Вторая вещь, которая поразила меня в Колдуэлле, – это его не совсем уверенные познания в географии Европы. Когда я рассказывал ему о положении на Ленинградском фронте, выяснилось, что он не только не догадывается о существовании на свете Финского залива, но и не совсем четко представляет себе, где, собственно, расположены Финляндия и Балтийское море.
Когда мы ушли от Колдуэлла, я не скрыл от Петрова своего удивления.
– Слушайте, Лева, – сказал Петров, взяв меня под руку и заглядывая мне в лицо с характерным для него наклоном головы, – зачем ему знать географию? Американцы знают только то, что им нужно для их профессии. Колдуэлл – узкий специалист. Он умеет только одно: хорошо писать. Больше ничего. Скажите откровенно: вы считаете, что для писателя этого мало?
Не помню, что я ответил. Но хорошо помню, что меня поразило в этих словах Евгения Петрова. Меня поразило, что то же самое в этом случае, вероятно, сказал бы Илья Ильф. Меня поразило внезапно вспыхнувшее в Петрове сходство с Ильфом – через пять лет после его смерти.
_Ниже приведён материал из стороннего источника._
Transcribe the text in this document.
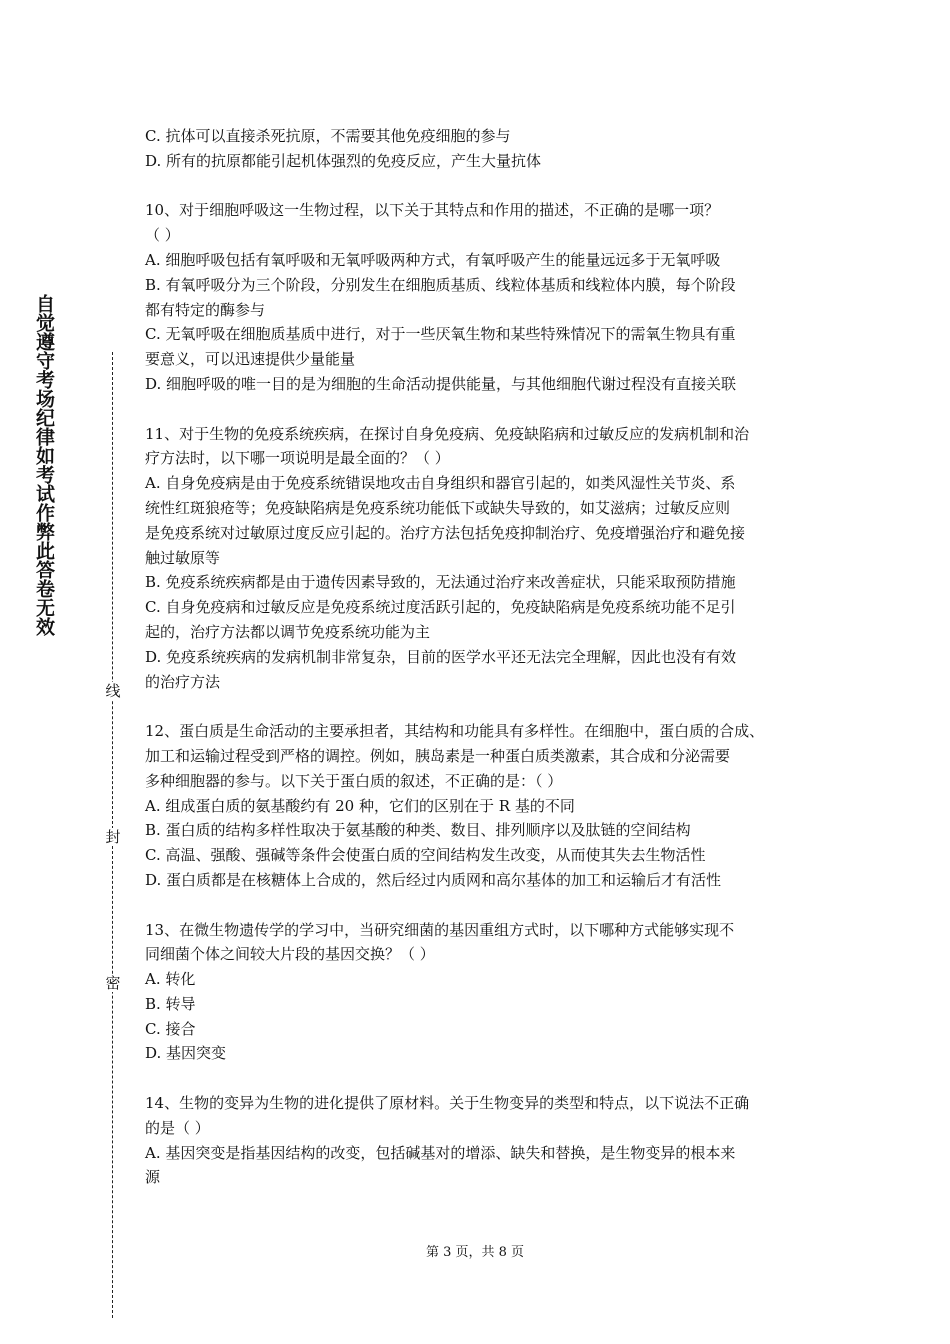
自觉遵守考场纪律如考试作弊此答卷无效
线
封
密
C. 抗体可以直接杀死抗原，不需要其他免疫细胞的参与
D. 所有的抗原都能引起机体强烈的免疫反应，产生大量抗体
10、对于细胞呼吸这一生物过程，以下关于其特点和作用的描述，不正确的是哪一项？
（ ）
A. 细胞呼吸包括有氧呼吸和无氧呼吸两种方式，有氧呼吸产生的能量远远多于无氧呼吸
B. 有氧呼吸分为三个阶段，分别发生在细胞质基质、线粒体基质和线粒体内膜，每个阶段
都有特定的酶参与
C. 无氧呼吸在细胞质基质中进行，对于一些厌氧生物和某些特殊情况下的需氧生物具有重
要意义，可以迅速提供少量能量
D. 细胞呼吸的唯一目的是为细胞的生命活动提供能量，与其他细胞代谢过程没有直接关联
11、对于生物的免疫系统疾病，在探讨自身免疫病、免疫缺陷病和过敏反应的发病机制和治
疗方法时，以下哪一项说明是最全面的？（ ）
A. 自身免疫病是由于免疫系统错误地攻击自身组织和器官引起的，如类风湿性关节炎、系
统性红斑狼疮等；免疫缺陷病是免疫系统功能低下或缺失导致的，如艾滋病；过敏反应则
是免疫系统对过敏原过度反应引起的。治疗方法包括免疫抑制治疗、免疫增强治疗和避免接
触过敏原等
B. 免疫系统疾病都是由于遗传因素导致的，无法通过治疗来改善症状，只能采取预防措施
C. 自身免疫病和过敏反应是免疫系统过度活跃引起的，免疫缺陷病是免疫系统功能不足引
起的，治疗方法都以调节免疫系统功能为主
D. 免疫系统疾病的发病机制非常复杂，目前的医学水平还无法完全理解，因此也没有有效
的治疗方法
12、蛋白质是生命活动的主要承担者，其结构和功能具有多样性。在细胞中，蛋白质的合成、
加工和运输过程受到严格的调控。例如，胰岛素是一种蛋白质类激素，其合成和分泌需要
多种细胞器的参与。以下关于蛋白质的叙述，不正确的是：（ ）
A. 组成蛋白质的氨基酸约有 20 种，它们的区别在于 R 基的不同
B. 蛋白质的结构多样性取决于氨基酸的种类、数目、排列顺序以及肽链的空间结构
C. 高温、强酸、强碱等条件会使蛋白质的空间结构发生改变，从而使其失去生物活性
D. 蛋白质都是在核糖体上合成的，然后经过内质网和高尔基体的加工和运输后才有活性
13、在微生物遗传学的学习中，当研究细菌的基因重组方式时，以下哪种方式能够实现不
同细菌个体之间较大片段的基因交换？（ ）
A. 转化
B. 转导
C. 接合
D. 基因突变
14、生物的变异为生物的进化提供了原材料。关于生物变异的类型和特点，以下说法不正确
的是（ ）
A. 基因突变是指基因结构的改变，包括碱基对的增添、缺失和替换，是生物变异的根本来
源
第 3 页，共 8 页
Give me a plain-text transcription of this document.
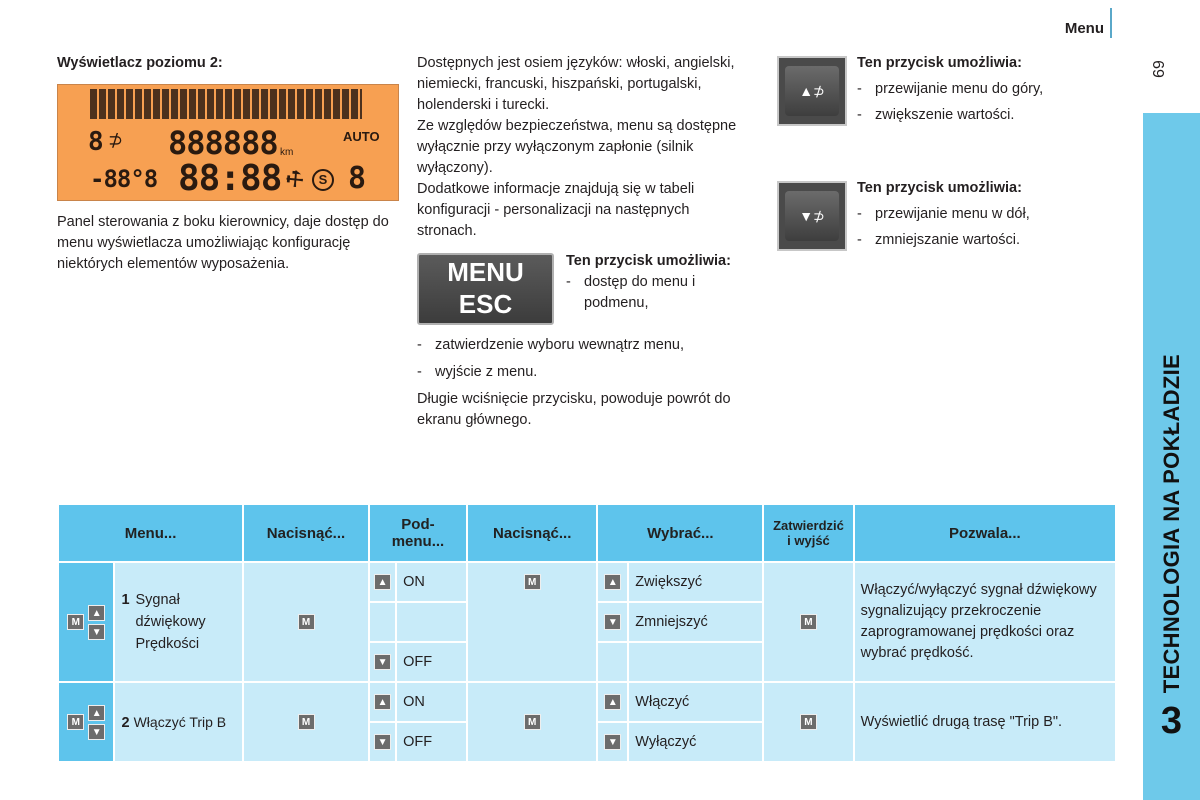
Menu
69
TECHNOLOGIA NA POKŁADZIE
3
Wyświetlacz poziomu 2:
8 ⊅ 888888 km
AUTO
-88°8 88:88 ⚒ S 8
Panel sterowania z boku kierownicy, daje dostęp do menu wyświetlacza umożliwiając konfigurację niektórych elementów wyposażenia.
Dostępnych jest osiem języków: włoski, angielski, niemiecki, francuski, hiszpański, portugalski, holenderski i turecki.
Ze względów bezpieczeństwa, menu są dostępne wyłącznie przy wyłączonym zapłonie (silnik wyłączony).
Dodatkowe informacje znajdują się w tabeli konfiguracji - personalizacji na następnych stronach.
MENU
ESC
Ten przycisk umożliwia:
- dostęp do menu i podmenu,
- zatwierdzenie wyboru wewnątrz menu,
- wyjście z menu.
Długie wciśnięcie przycisku, powoduje powrót do ekranu głównego.
▲⊅
Ten przycisk umożliwia:
- przewijanie menu do góry,
- zwiększenie wartości.
▼⊅
Ten przycisk umożliwia:
- przewijanie menu w dół,
- zmniejszanie wartości.
Menu...		Nacisnąć...	Pod-
menu...		Nacisnąć...	Wybrać...		Zatwierdzić
i wyjść	Pozwala...

M
▲
▼	1 Sygnał
dźwiękowy
Prędkości	M	▲	ON	M	▲	Zwiększyć	M	Włączyć/wyłączyć sygnał dźwiękowy sygnalizujący przekroczenie zaprogramowanej prędkości oraz wybrać prędkość.
						▼	Zmniejszyć		
			▼	OFF					

M
▲
▼	2 Włączyć Trip B	M	▲	ON	M	▲	Włączyć	M	Wyświetlić drugą trasę "Trip B".
			▼	OFF		▼	Wyłączyć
Когда хоронили Ильфа, Петров обмолвился горькими словами: "Я присутствую на собственных похоронах..." И вдруг через пять лет я увидел, что Ильф весь не умер. Петров, так никогда, на мой взгляд, и не утешившийся после смерти Ильфа, как бы сохранил и носил в самом себе Ильфа. И этот бережно сохраненный Ильф иногда вдруг звучал из Петрова своими "Ильфовыми" словами и даже интонациями, которые в то же время были словами и интонациями Петрова. Это слияние было поразительно. Его до сих пор можно наблюдать более всего все в той же "Одноэтажной Америке", где двадцать глав написаны Ильфом, двадцать – Петровым и только семь – совместно. Но никто не мог отличить перо Ильфа от пера Петрова. Их литературное братство стало химическим соединением, одним телом.
Трудно сказать, всегда ли так было или это пришло с годами, но у них появились общие черты характера.
Не следует думать, что Ильф и Петров по своему положению сатириков беспрерывно острили и не переводя дыхания извергали из себя сногсшибательные афоризмы. Люди хохочут, читая саркастические страницы их романов, осмеивающие моральное уродство обывателей. Но самих писателей эти бытовые пороки не смешили, а возмущали, мучили. Тот, кто знал Зощенко, помнит, что эта черта была свойственна и ему.
Был случай, когда долго и неудачно возились с началом одного строительства. Бездарный проект и бюрократические методы работы возмущали Ильфа, который имел возможность часто наблюдать этот объект. На строительной площадке вечно толпилось без дела множество народу. Служащих было едва не больше, чем рабочих. Уже построили дом для администрации, контору, склад. А стройка не подвигалась. Как-то увидев Ильфа, я осведомился о положении на объекте. Он сказал с досадой:
– Все то же: вырыли большой котлован и ведут в нем общественную работу.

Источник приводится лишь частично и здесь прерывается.